With winter finally starting to rear its frosty tendrils here in VA, the traditional wetsuit season is beginning to wind down. Not being one to let a little thing like chilly water keep from my bliss, I’ve already broken out my 7mm EXO Body Glove suit. It’s been my constant cold water companion for some time now and has kept me warm in some truly bone chilling dives. As much as I love it, there are some serious draw backs to any 7mm suit. It’s on the heavy side, stiff in the joints, and frankly, it’s got a nasty buoyant streak. All of this can get a guy looking longingly at his thinner suits, his 3 and 5mms, wishing for warmer waters. That’s where I was a few weeks ago until I met my Lavacore.

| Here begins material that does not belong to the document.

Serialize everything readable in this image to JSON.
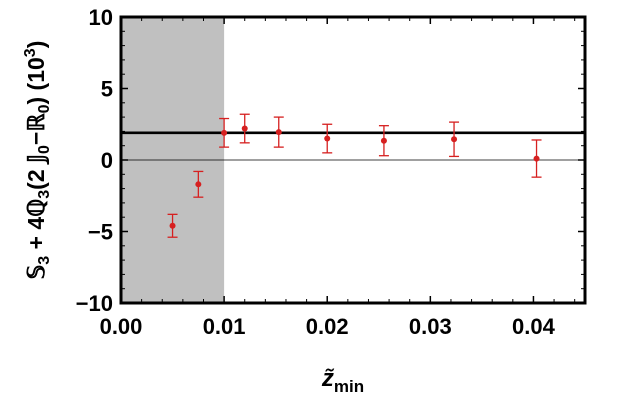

Lavacore is actually a brand of exposure suits that are designed to fit under your wetsuit or, in warmer waters, function as a stand-alone insulated dive skin. There are a number of great cuts in the line including short and long sleeved shirts, hooded vests, full suits, pants, socks and gloves; essentially if it isn’t your face, Lavacore has something to cover it. What makes Lavacore really special though is its warmth (2mm worth) without the buoyancy, all while maintaining the flexibility of a dive skin. They have effectively moved exposure protection into the tried and true layering paradigm of other outdoor sports. This shift is long overdue as a layering method provides improved temperature control while still maintaining flexibility and keeping overall encumbrance down.

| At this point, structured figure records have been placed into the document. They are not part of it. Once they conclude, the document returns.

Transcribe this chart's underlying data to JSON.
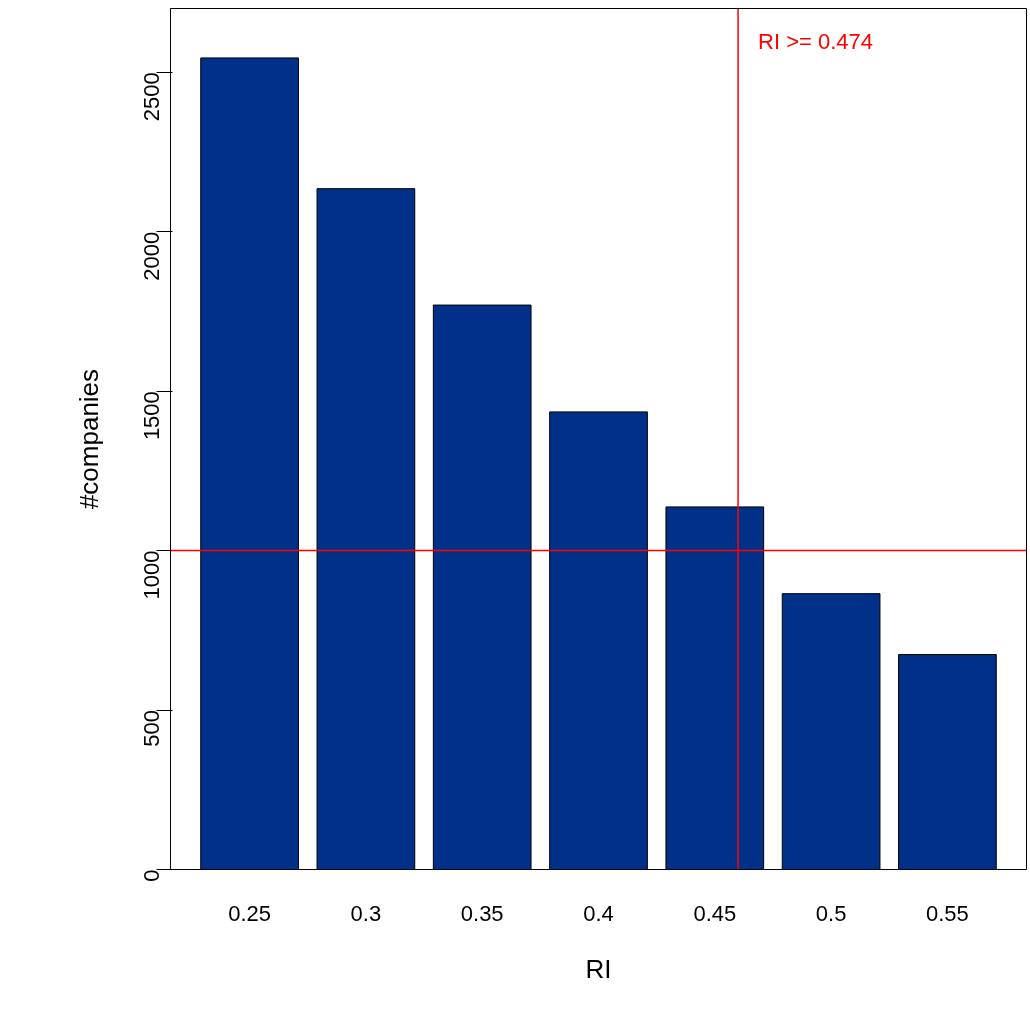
{
  "chart_data": {
    "type": "bar",
    "xlabel": "RI",
    "ylabel": "#companies",
    "x": [
      0.25,
      0.3,
      0.35,
      0.4,
      0.45,
      0.5,
      0.55
    ],
    "values": [
      2545,
      2135,
      1770,
      1435,
      1137,
      865,
      674
    ],
    "color": "#003087",
    "xlim": [
      0.216,
      0.584
    ],
    "xticks": [
      0.25,
      0.3,
      0.35,
      0.4,
      0.45,
      0.5,
      0.55
    ],
    "ylim": [
      0,
      2700
    ],
    "yticks": [
      0,
      500,
      1000,
      1500,
      2000,
      2500
    ],
    "grid": false,
    "annotations": [
      "RI >= 0.474"
    ],
    "ref_lines": [
      {
        "axis": "x",
        "value": 0.46,
        "color": "#ff0000"
      },
      {
        "axis": "y",
        "value": 1000,
        "color": "#ff0000"
      }
    ]
  }
}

I had heard all of this in one form or another before I tried out my full suit Lavacore for the first time and I was excited but a little skeptical. The Lavacore suit just seemed too light to really provide all the warmth that it claimed. So I figured I would start off with it in the pool. The pool we tend to use most often checks in at a pleasant 72 degrees and I usually end up wearing my comfy full 3mm. This time, though, I left the 3mm on the pool side and wore just my new Lavacore. It was phenomenal. The Lavacore had even more flexibility than my 3mm but still kept me just as comfortable in the warm pool waters. Having passed its tests in the pool, I decided the next trial would be in our local quarry. Water temp was about 62 degrees and so I slide into my Lavacore and pulled my 5mm on top of it. Three dives later I was still toasty warm (even warmer than I had been in my 7mm in similar conditions) and I had none of the mobility issues that come along with rigidity imposed by 7mm suits. Plus, when I finally got out of the water, I had no fear of stripping off my wetsuit as the Lavacore kept we warm and dried quickly even in the open air. I didn’t so much as shiver once. I was sold. My Lavacore has become a staple of my dive gear, fit for use on any dive.
Still, I started to wonder: Lavacore markets these suits to all sorts of sports. Would the warmth of the suit hold up in some truly frigid non-aquatic conditions? To test this out, I grabbed my eldest son and headed into Shenandoah National Park for a quick overnighter. The day we arrived was brisk without being frigid; however, as night fell, that all changed. With the sun down, what little heat it had brought quickly disappeared into the dark and soon our breath was freezing to the side of the tent. In similar sleeping bags, my son and I stretched out to sleep away the cold. Despite being clad in thermal underwear and sweats, he shivered away much of the night, never quite warm. My Lavacore was up to the challenge though and I slept comfortably and soundly through the dark hours. It even protected me from the biting wind and chill of the next day (which reached a whopping 22 degrees).
The Lavacore line is everything it claims to be and more. As such, I would recommend it to every single diver and non-diver out there, pretty much anyone who finds themselves outside in the cold from time to time. It’s a world-class garment and perfect for whatever nature throws at you.